3) Quality care is not just an issue in pharmaceuticals, but also an issue with physicians and hospitals. Despite spending significantly out-of-pocket, an estimated 70% of Indians do not have access to high-quality medical care. High-quality private hospitals are, not surprisingly, normally located in larger cities. In rural areas there is demand for high-quality care, but little availability. A lot of primary care doctors, especially those operating in rural areas, are “quacks” who are do not have sufficient (or any) medical training. To get any sort of specialty care, people living in rural villages often have to travel for hours or days, not to mention cover the cost of the care, which makes this out of reach of a lot of people. Proposed solutions currently being tested have included call-in medical centers (often linked to a mail order pharmacy, which could distort incentives), remote care, and a model in which physicians are trained to recognize the most common diseases and then follow a standard protocol (an example of this is the Glocal network of hospitals).

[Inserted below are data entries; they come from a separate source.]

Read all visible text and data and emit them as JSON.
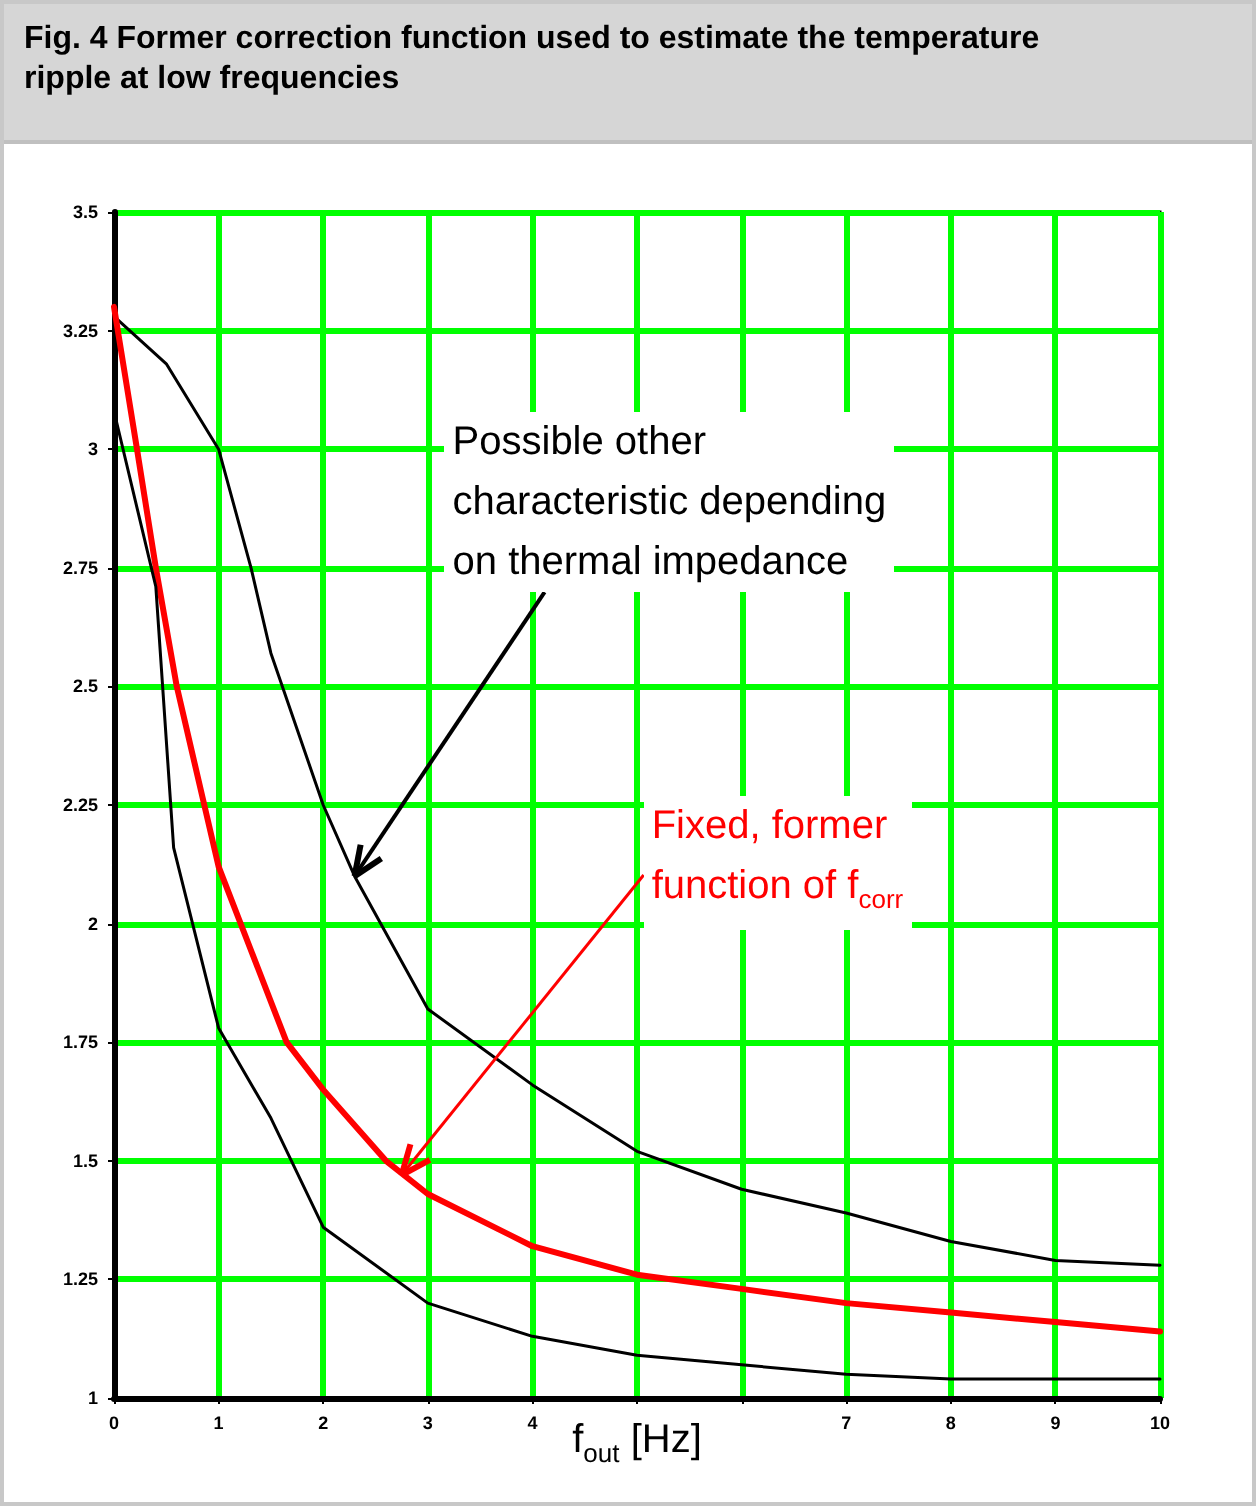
{
  "chart_data": {
    "type": "line",
    "title": "Fig. 4 Former correction function used to estimate the temperature ripple at low frequencies",
    "xlabel": "f$_{out}$ [Hz]",
    "xlim": [
      0,
      10
    ],
    "xticks": [
      0,
      1,
      2,
      3,
      4,
      {
        "value": 5,
        "label": null
      },
      {
        "value": 6,
        "label": null
      },
      7,
      8,
      9,
      10
    ],
    "ylim": [
      1,
      3.5
    ],
    "yticks": [
      1,
      1.25,
      1.5,
      1.75,
      2,
      2.25,
      2.5,
      2.75,
      3,
      3.25,
      3.5
    ],
    "grid": true,
    "marker": "none",
    "line_style": "solid",
    "series": [
      {
        "color": "#000000",
        "x": [
          0,
          0.5,
          1,
          1.31,
          1.5,
          2,
          2.3,
          3,
          4,
          5,
          6,
          7,
          8,
          9,
          10
        ],
        "values": [
          3.28,
          3.18,
          3.0,
          2.75,
          2.57,
          2.25,
          2.1,
          1.82,
          1.66,
          1.52,
          1.44,
          1.39,
          1.33,
          1.29,
          1.28
        ]
      },
      {
        "color": "#ff0000",
        "x": [
          0,
          0.22,
          0.4,
          0.6,
          1,
          1.65,
          2,
          2.6,
          3,
          4,
          5,
          6,
          7,
          8,
          9,
          10
        ],
        "values": [
          3.3,
          3.0,
          2.75,
          2.5,
          2.12,
          1.75,
          1.65,
          1.5,
          1.43,
          1.32,
          1.26,
          1.23,
          1.2,
          1.18,
          1.16,
          1.14
        ]
      },
      {
        "color": "#000000",
        "x": [
          0,
          0.4,
          0.57,
          1,
          1.5,
          2,
          3,
          4,
          5,
          6,
          7,
          8,
          9,
          10
        ],
        "values": [
          3.08,
          2.71,
          2.16,
          1.78,
          1.59,
          1.36,
          1.2,
          1.13,
          1.09,
          1.07,
          1.05,
          1.04,
          1.04,
          1.04
        ]
      }
    ],
    "annotations": [
      {
        "text": "Possible other characteristic depending on thermal impedance",
        "x": 2.3,
        "y": 2.1
      },
      {
        "text": "Fixed, former function of f$_{corr}$",
        "x": 2.75,
        "y": 1.47
      }
    ]
  }
}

4) Public hospitals suffer from low budgets, supply shortages, corruption, absenteeism, and poor quality of care. While I had read about this prior to coming to India, the reality was further hammered home by people I spoke to in India. Said one physician, who had spent four years working in a public hospital after completing medical school, “If I got in a severe car accident, I would rather die than be taken to a public hospital.”
5) Corruption is an issue at every point in the health care system. Every person I spoke to at a management level told me about the issues they had preventing corruption and each one had put into place checks and balances to prevent bribes, whether direct or indirect (for example, free drug samples a physician could resell).
5) As elsewhere in the world, medical care costs in India are rising. The same pressures faced globally – increased costs of diagnostics, medicine, and technical equipment, are felt very strongly in a country where the majority of people pay for medical care out-of-pocket.
6) The Hindi word/concept “jugaad,” which essentially means an innovative and simple solution to a problem, is very prevalent in Indian health care and constantly impressed me. For instance, one hospital administrator for a very large facility explained to me that many of their patients were illiterate and would get lost trying to find their ward, not being able to read the signs. The hospital’s solution was to give each ward a color (cardiology, for instance, was red). All patients pay up-front in a central check-in area and then are given a card with the name and color of their ward. There is colored tape running from the central desk throughout the hospital, so a patient can follow their tape color to their ward, helping them find their way regardless of whether they could read or not. So simple, yet so genius!